Furthermore, each cylinder-piston unit of the internal combustion engine has an inlet valve in order to deliver an inlet fluid into the cylinder. According to the configuration of the engine, said inlet fluid may be pure air or an air-fuel mixture. The cylinder-piston unit furthermore has an outlet valve which transfers an outlet fluid into the exhaust-gas purification device. For a normal operation of the internal combustion engine, said outlet fluid is the exhaust gas, that is to say the combustion gases after the fuel combustion in the cylinder-piston unit has taken place. As mentioned above, by means of a fuel injection apparatus, fuel may be introduced directly into the inlet fluid upstream or downstream of the inlet valve. The control of the inlet valve and outlet valve and the fuel injection into the inlet fluid is controlled via the control device.

In order to make possible heating of the exhaust-gas purification device or maintenance of the exhaust-gas purification device at its operating temperature, it is proposed according to the invention that, in the overrun mode, the control device causes the means for fuel injection into the inlet fluid to be deactivated and activates the inlet and outlet valves such that the then substantially fuel-free inlet fluid, in other words the sucked-in air, is introduced into the cylinder, is compressed by the movement of the piston induced in the overrun mode, is heated by the compression, and, after the compression, is transferred as heated outlet fluid into the exhaust-gas purification device through the outlet valve.

As is known from the technology for diesel engines, the compression realized in the cylinder can result in the air being heated to several hundred degrees, and so an outlet fluid heated in this manner is perfectly capable of heating the exhaust-gas purification device arranged downstream to its operating temperature, or keeping said exhaust-gas purification device at its operating temperature.

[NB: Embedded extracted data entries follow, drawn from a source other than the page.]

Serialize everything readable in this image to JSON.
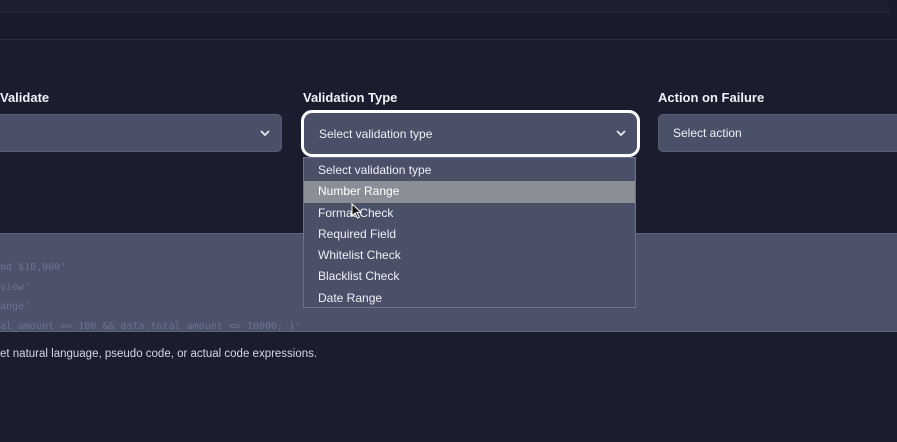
{
  "fields": {
    "field_to_validate": {
      "label": "Validate",
      "value": ""
    },
    "validation_type": {
      "label": "Validation Type",
      "value": "Select validation type"
    },
    "action_on_failure": {
      "label": "Action on Failure",
      "value": "Select action"
    }
  },
  "dropdown": {
    "options": [
      "Select validation type",
      "Number Range",
      "Format Check",
      "Required Field",
      "Whitelist Check",
      "Blacklist Check",
      "Date Range"
    ],
    "hovered": "Number Range"
  },
  "editor": {
    "lines": [
      "nd $10,000'",
      "view'",
      "ange'",
      "al_amount >= 100 && data.total_amount <= 10000; }'"
    ]
  },
  "hint": "et natural language, pseudo code, or actual code expressions.",
  "colors": {
    "background": "#1b1c2d",
    "select_bg": "#4a5068",
    "hover_bg": "#8b8e96",
    "focus_ring": "#ffffff"
  }
}
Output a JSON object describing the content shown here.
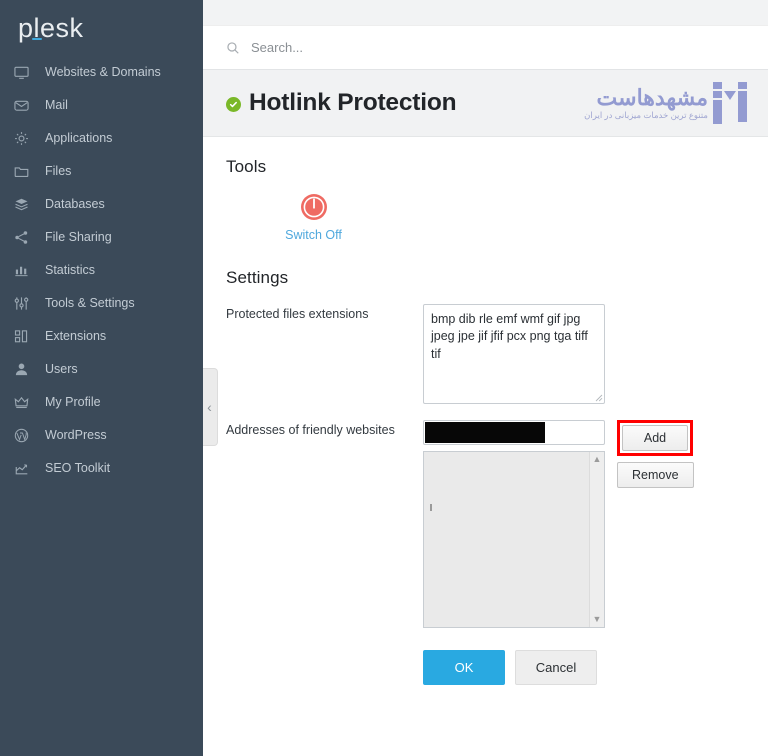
{
  "sidebar": {
    "brand": "plesk",
    "items": [
      {
        "label": "Websites & Domains",
        "icon": "monitor-icon"
      },
      {
        "label": "Mail",
        "icon": "envelope-icon"
      },
      {
        "label": "Applications",
        "icon": "gear-icon"
      },
      {
        "label": "Files",
        "icon": "folder-icon"
      },
      {
        "label": "Databases",
        "icon": "database-layers-icon"
      },
      {
        "label": "File Sharing",
        "icon": "share-nodes-icon"
      },
      {
        "label": "Statistics",
        "icon": "bar-chart-icon"
      },
      {
        "label": "Tools & Settings",
        "icon": "sliders-icon"
      },
      {
        "label": "Extensions",
        "icon": "blocks-icon"
      },
      {
        "label": "Users",
        "icon": "user-icon"
      },
      {
        "label": "My Profile",
        "icon": "crown-icon"
      },
      {
        "label": "WordPress",
        "icon": "wordpress-icon"
      },
      {
        "label": "SEO Toolkit",
        "icon": "seo-chart-icon"
      }
    ],
    "collapse_glyph": "‹"
  },
  "search": {
    "placeholder": "Search...",
    "value": "",
    "icon": "search-icon"
  },
  "page": {
    "title": "Hotlink Protection",
    "status_icon": "green-check-icon",
    "watermark": {
      "title": "مشهدهاست",
      "tagline": "متنوع ترین خدمات میزبانی در ایران"
    }
  },
  "tools": {
    "heading": "Tools",
    "switch_off": {
      "label": "Switch Off",
      "icon": "power-off-icon"
    }
  },
  "settings": {
    "heading": "Settings",
    "protected_extensions": {
      "label": "Protected files extensions",
      "value": "bmp dib rle emf wmf gif jpg jpeg jpe jif jfif pcx png tga tiff tif",
      "placeholder": ""
    },
    "friendly_websites": {
      "label": "Addresses of friendly websites",
      "input_value": "",
      "input_placeholder": "",
      "redacted": true,
      "add_label": "Add",
      "remove_label": "Remove",
      "list_items": [],
      "scroll_up_glyph": "▲",
      "scroll_down_glyph": "▼"
    }
  },
  "footer": {
    "ok_label": "OK",
    "cancel_label": "Cancel"
  },
  "colors": {
    "sidebar_bg": "#3b4a59",
    "accent_blue": "#29a9e1",
    "link_blue": "#4fa8dd",
    "status_green": "#7ab828",
    "power_red": "#ef6b63",
    "highlight_red": "#ff0000",
    "watermark_purple": "#8c94cf"
  }
}
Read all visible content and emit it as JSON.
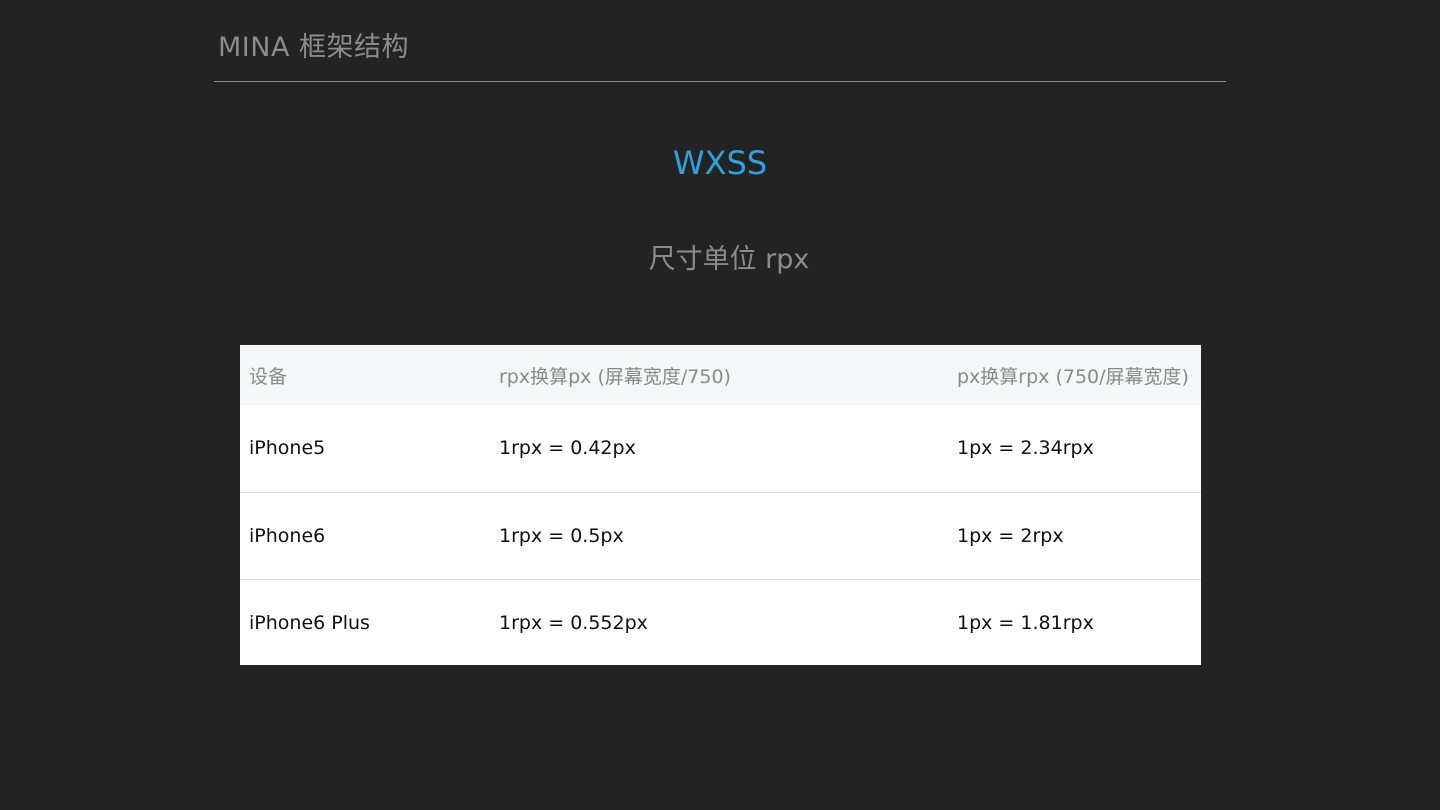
{
  "header": {
    "title": "MINA  框架结构"
  },
  "slide": {
    "title": "WXSS",
    "subtitle": "尺寸单位  rpx"
  },
  "table": {
    "headers": [
      "设备",
      "rpx换算px (屏幕宽度/750)",
      "px换算rpx (750/屏幕宽度)"
    ],
    "rows": [
      [
        "iPhone5",
        "1rpx = 0.42px",
        "1px = 2.34rpx"
      ],
      [
        "iPhone6",
        "1rpx = 0.5px",
        "1px = 2rpx"
      ],
      [
        "iPhone6 Plus",
        "1rpx = 0.552px",
        "1px = 1.81rpx"
      ]
    ]
  },
  "colors": {
    "background": "#232323",
    "accent": "#2ea1df",
    "muted_text": "#8c8c8c"
  }
}
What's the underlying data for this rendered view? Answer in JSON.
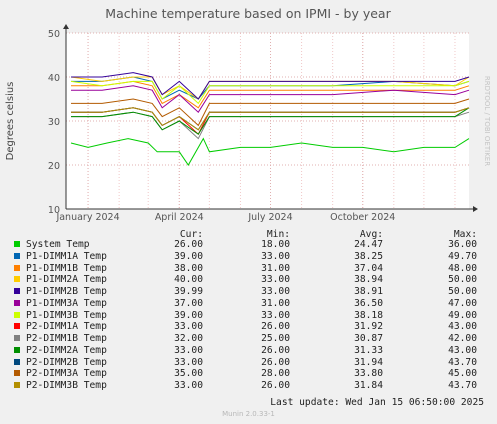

The exhaust-gas purification device may for example be a three-way catalytic converter, a particle filter, a particle filter with a catalytic coating, a NOx storage catalytic converter, an SCR catalytic converter, an oxidation catalytic converter or a combination thereof. It goes without saying that exhaust-gas purification devices other than/in addition to the stated exhaust-gas purification devices may be present.

Here, this control device may be used firstly with pure internal combustion engines in the case of long downhill driving. However, what is particularly advantageous is the use with hybrid drives, in the case of which an emission-free drive, such as for example an electric machine, provides for the overrun mode of the vehicle. With such hybrid drives, there is always the problem that, prior to a connection of the internal combustion engine, the exhaust-gas purification device has to be brought to operating temperature so as to avoid an excessive emission of pollutants.

In order to determine whether a connection of the internal combustion engine in the hybrid drive will occur shortly, use may be made of a prediction model which is stored for example in a memory unit associated with the control device. Here, said prediction model predicts a connection of the internal combustion engine based for example on a driving profile, GPS data and/or traffic information data.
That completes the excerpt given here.